Ibrahim had not heard of this grant. He worked as a stonemason before the latest south Lebanon fighting, but, like many other displaced people, has been out of work for months. His financial situation has deteriorated, forcing him to continue to postpone his son’s surgery.

“Thank God for the people here [at the shelter] who are providing water and food for us, they are doing their best. But the UN should be more responsible,” Ibrahim said.

‘I want peace’

In the classroom at the end of the hall, Bayan continues to study the list of math equations, under her father’s tender gaze.
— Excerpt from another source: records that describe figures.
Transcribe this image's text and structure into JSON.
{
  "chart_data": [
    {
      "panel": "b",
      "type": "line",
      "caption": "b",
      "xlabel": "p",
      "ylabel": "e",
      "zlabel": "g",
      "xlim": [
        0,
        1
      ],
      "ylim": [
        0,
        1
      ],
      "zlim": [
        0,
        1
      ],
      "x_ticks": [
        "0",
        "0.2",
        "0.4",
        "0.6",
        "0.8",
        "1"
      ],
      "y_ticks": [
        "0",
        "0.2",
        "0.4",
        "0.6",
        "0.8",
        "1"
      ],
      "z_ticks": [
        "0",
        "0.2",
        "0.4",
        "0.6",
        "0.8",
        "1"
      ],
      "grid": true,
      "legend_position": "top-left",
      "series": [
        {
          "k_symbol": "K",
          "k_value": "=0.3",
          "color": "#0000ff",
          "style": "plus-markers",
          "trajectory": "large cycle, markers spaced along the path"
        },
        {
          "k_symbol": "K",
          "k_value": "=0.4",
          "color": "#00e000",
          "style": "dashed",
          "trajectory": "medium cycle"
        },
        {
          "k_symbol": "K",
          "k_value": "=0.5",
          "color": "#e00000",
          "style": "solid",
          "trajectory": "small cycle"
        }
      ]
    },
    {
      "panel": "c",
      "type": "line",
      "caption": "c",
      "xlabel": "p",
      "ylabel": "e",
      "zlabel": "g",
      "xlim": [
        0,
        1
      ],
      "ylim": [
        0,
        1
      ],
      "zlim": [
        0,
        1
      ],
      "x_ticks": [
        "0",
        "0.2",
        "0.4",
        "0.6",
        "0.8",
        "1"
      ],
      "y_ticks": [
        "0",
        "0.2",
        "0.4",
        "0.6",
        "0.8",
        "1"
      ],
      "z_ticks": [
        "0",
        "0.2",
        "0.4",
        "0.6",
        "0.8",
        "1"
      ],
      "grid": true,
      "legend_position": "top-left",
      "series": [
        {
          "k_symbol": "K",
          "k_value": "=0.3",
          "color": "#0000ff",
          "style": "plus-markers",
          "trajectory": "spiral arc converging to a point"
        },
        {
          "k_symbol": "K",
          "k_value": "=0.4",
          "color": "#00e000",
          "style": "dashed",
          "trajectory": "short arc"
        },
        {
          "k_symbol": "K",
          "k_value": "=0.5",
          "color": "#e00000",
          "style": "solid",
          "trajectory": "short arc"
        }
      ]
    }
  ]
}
He enters problems into Google Translate so he can help explain them to his daughter. He is trying to keep his children on top of their assignments, so they can return to school when the war ends, he said.

Bayan’s attempts to study are often disrupted by the sounds of warplanes flying overhead and explosions just kilometers away. When Israel flies its planes at low altitudes near the shelter, children go into a panic, grabbing their belongings and attempting to run away from the school’s compound, Moussa al-Zein, who supervises the shelter, told Syria Direct

“They are scared of the sounds they heard in the south, which have followed them here,” al-Zein said. He worries Israel might target the school, like he has seen in reports coming out of Gaza. “God forbid, if they target this school, what can we do?” 

Bayan al-Jassem shows off her English notebooks in the small classroom in Tyre where she and her family have been staying for three months after they were displaced from Bint Jbeil by Israeli bombardment, 16/01/2024 (Hanna Davis/Syria Direct)

Bayan al-Jassem shows off her English notebooks in the small classroom in Tyre where she and her family have been staying for three months after they were displaced from Bint Jbeil by Israeli bombardment, 16/01/2024 (Hanna Davis/Syria Direct)

“I just want peace,” Bayan says. Math is not her favorite subject—it is English. Putting aside her equations, she proudly pulls out notebooks filled with lists of English nouns in neat handwriting. 

She wants to use her English to travel. Her sights are set on Switzerland. “I want to go to Switzerland,” she says. “Where there is peace.”